They overcame the Maloofs, Chris Hansen and Steve Ballmer, and forces from Orange County. In the end, the City of Sacramento voted to approve the final form of its downtown arena deal, which will pave the way for site demolition and the eventual construction of the ESC, to be opened as early as 2016 (deadline set by the NBA is the start of the 2017-18 season).
Final estimate of the arena (ESC) cost is $477 million, $222 million coming from the Kings and $255 million from the City. The Kings are providing much of the upfront money while the City secures either short or long-term financing. The team has also asked for a short-term, $12 million loan from the City to cover permits and other related expenses. That request was approved as part of the vote. A CEQA challenge may be filed by opponents as early as tomorrow, but it won’t be able to halt construction.
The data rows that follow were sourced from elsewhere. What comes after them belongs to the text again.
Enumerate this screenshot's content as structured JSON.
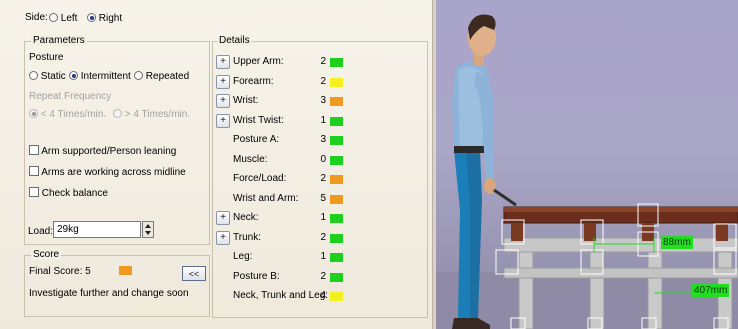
{
  "side": {
    "label": "Side:",
    "options": [
      {
        "label": "Left",
        "checked": false
      },
      {
        "label": "Right",
        "checked": true
      }
    ]
  },
  "parameters": {
    "title": "Parameters",
    "posture_label": "Posture",
    "posture_options": [
      {
        "label": "Static",
        "checked": false
      },
      {
        "label": "Intermittent",
        "checked": true
      },
      {
        "label": "Repeated",
        "checked": false
      }
    ],
    "repeat_label": "Repeat Frequency",
    "repeat_options": [
      {
        "label": "< 4 Times/min.",
        "checked": true
      },
      {
        "label": "> 4 Times/min.",
        "checked": false
      }
    ],
    "checkboxes": [
      {
        "label": "Arm supported/Person leaning",
        "checked": false
      },
      {
        "label": "Arms are working across midline",
        "checked": false
      },
      {
        "label": "Check balance",
        "checked": false
      }
    ],
    "load_label": "Load:",
    "load_value": "29kg"
  },
  "score": {
    "title": "Score",
    "final_label": "Final Score: 5",
    "final_color": "#ef9a1e",
    "collapse_label": "<<",
    "message": "Investigate further and change soon"
  },
  "details": {
    "title": "Details",
    "rows": [
      {
        "label": "Upper Arm:",
        "value": "2",
        "color": "#1ecf1e",
        "expand": true
      },
      {
        "label": "Forearm:",
        "value": "2",
        "color": "#f2f01e",
        "expand": true
      },
      {
        "label": "Wrist:",
        "value": "3",
        "color": "#ef9a1e",
        "expand": true
      },
      {
        "label": "Wrist Twist:",
        "value": "1",
        "color": "#1ecf1e",
        "expand": true
      },
      {
        "label": "Posture A:",
        "value": "3",
        "color": "#1ecf1e",
        "expand": false
      },
      {
        "label": "Muscle:",
        "value": "0",
        "color": "#1ecf1e",
        "expand": false
      },
      {
        "label": "Force/Load:",
        "value": "2",
        "color": "#ef9a1e",
        "expand": false
      },
      {
        "label": "Wrist and Arm:",
        "value": "5",
        "color": "#ef9a1e",
        "expand": false
      },
      {
        "label": "Neck:",
        "value": "1",
        "color": "#1ecf1e",
        "expand": true
      },
      {
        "label": "Trunk:",
        "value": "2",
        "color": "#1ecf1e",
        "expand": true
      },
      {
        "label": "Leg:",
        "value": "1",
        "color": "#1ecf1e",
        "expand": false
      },
      {
        "label": "Posture B:",
        "value": "2",
        "color": "#1ecf1e",
        "expand": false
      },
      {
        "label": "Neck, Trunk and Leg:",
        "value": "4",
        "color": "#f2f01e",
        "expand": false
      }
    ]
  },
  "viewport": {
    "dimension_1": "88mm",
    "dimension_2": "407mm",
    "dimension_color": "#22dd22"
  }
}
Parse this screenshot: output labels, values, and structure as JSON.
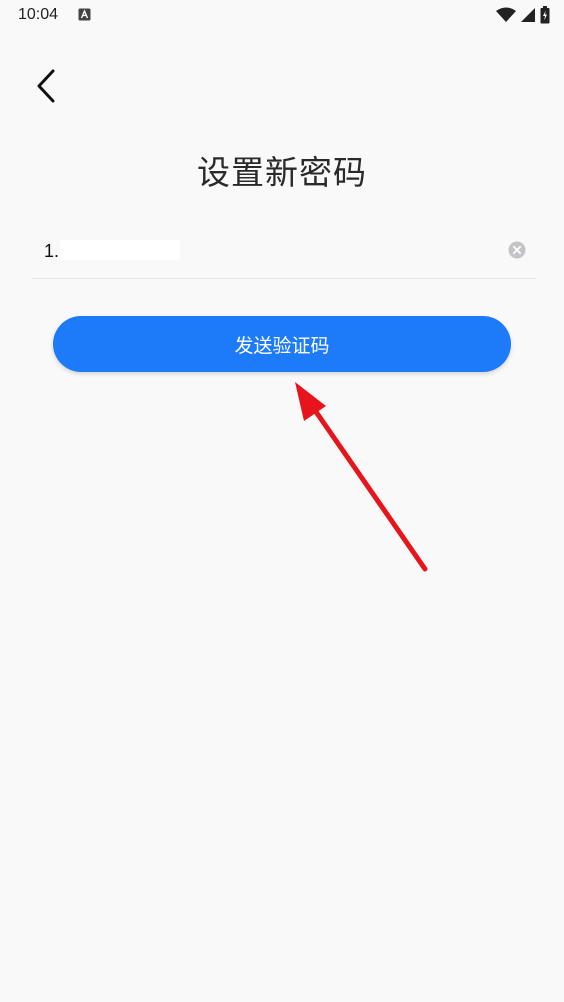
{
  "status_bar": {
    "time": "10:04",
    "icons": [
      "notification-a-icon",
      "wifi-icon",
      "signal-icon",
      "battery-charging-icon"
    ]
  },
  "header": {
    "back_icon": "chevron-left-icon"
  },
  "page_title": "设置新密码",
  "phone_field": {
    "value": "1.",
    "clear_icon": "clear-circle-icon"
  },
  "send_code_button": {
    "label": "发送验证码"
  },
  "colors": {
    "background": "#f9f9fa",
    "primary_button": "#1d7bfa",
    "arrow": "#e8141b"
  }
}
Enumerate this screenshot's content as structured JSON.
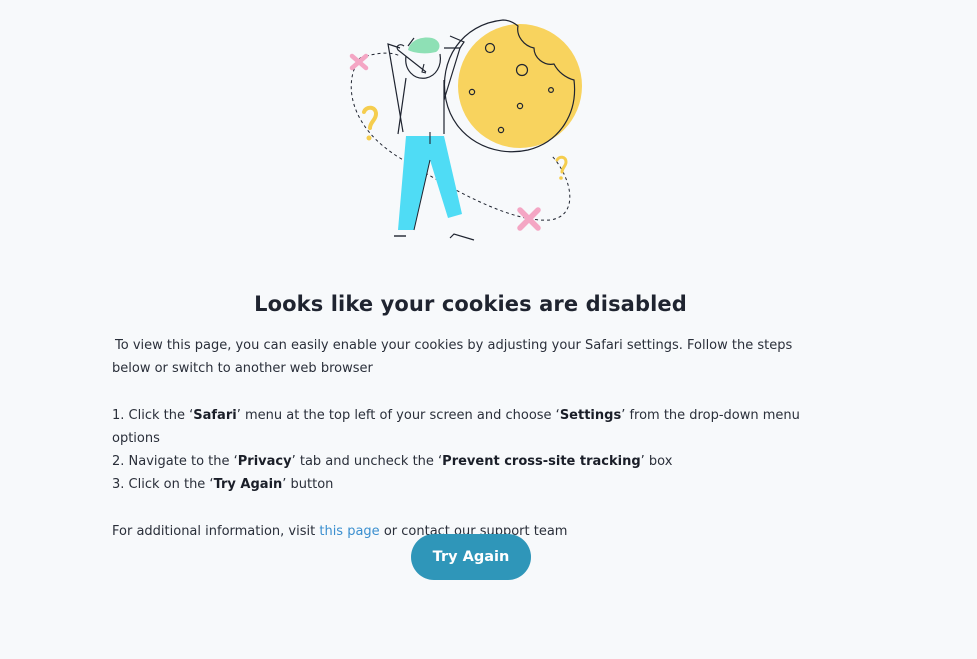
{
  "heading": "Looks like your cookies are disabled",
  "intro": "To view this page, you can easily enable your cookies by adjusting your Safari settings. Follow the steps below or switch to another web browser",
  "steps": [
    {
      "num": "1. Click the ‘",
      "b1": "Safari",
      "mid": "’ menu at the top left of your screen and choose ‘",
      "b2": "Settings",
      "end": "’ from the drop-down menu options"
    },
    {
      "num": "2. Navigate to the ‘",
      "b1": "Privacy",
      "mid": "’ tab and uncheck the ‘",
      "b2": "Prevent cross-site tracking",
      "end": "’ box"
    },
    {
      "num": "3. Click on the ‘",
      "b1": "Try Again",
      "end": "’ button"
    }
  ],
  "info": {
    "before": "For additional information, visit ",
    "link": "this page",
    "after": " or contact our support team"
  },
  "button": "Try Again",
  "colors": {
    "accent": "#2f96b9",
    "link": "#3b8fcf",
    "cookie": "#f8d35e",
    "pants": "#4fdcf5",
    "hair": "#8ee0b5",
    "cross": "#f4a6c4",
    "question": "#f5cd4e"
  },
  "icons": [
    "cookie-icon",
    "person-illustration",
    "question-mark-icon",
    "cross-icon"
  ]
}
Sacramento is banking on the arena to revitalize downtown, especially as the venue replaces the largely failed Downtown Plaza mall. While regional spending on Kings games and some concerts/ice shows should show at least a modest improvement due to the ESC replacing Power Balance Pavilion, additional concerts should come thanks to the more attractive facility, which should boost ticket sales and ancillary economic activity. The City is rerouting a great deal of parking revenue to pay for its share with the hope that new construction will spring up the same way Staples Center catalyzed downtown Los Angeles.
Most of the country has not seen the economic boom that hotspots like the Bay Area, Texas, and North Dakota are experiencing. Sacramento is see some improvements, though it’s not close enough to the Bay Area to see any major benefits. Hopefully a widespread boom will sustain growth in downtown Sacramento, because if the country hits another one of those bust cycles, the dream of a revitalized urban core will have trouble coming to fruition. Personally, I’d be more impressed if the many Silicon Valley interests who have ownership stakes in the Kings open offices in the Sacramento area. That would really be putting money where their mouths are.
The large public subsidy remains a sore spot for me. I’m a bit of a hardliner on the issue. I realize that the subsidy issue is often considered a value proposition by many. X dollars may be the price required to attract or retain a team. If the public supports that, so be it. It’s happened in Santa Clara, now in Sacramento, and maybe in the future in Oakland. Nevertheless, I’m happy for Kings fans that they’ll be able to see their team locally for decades to come.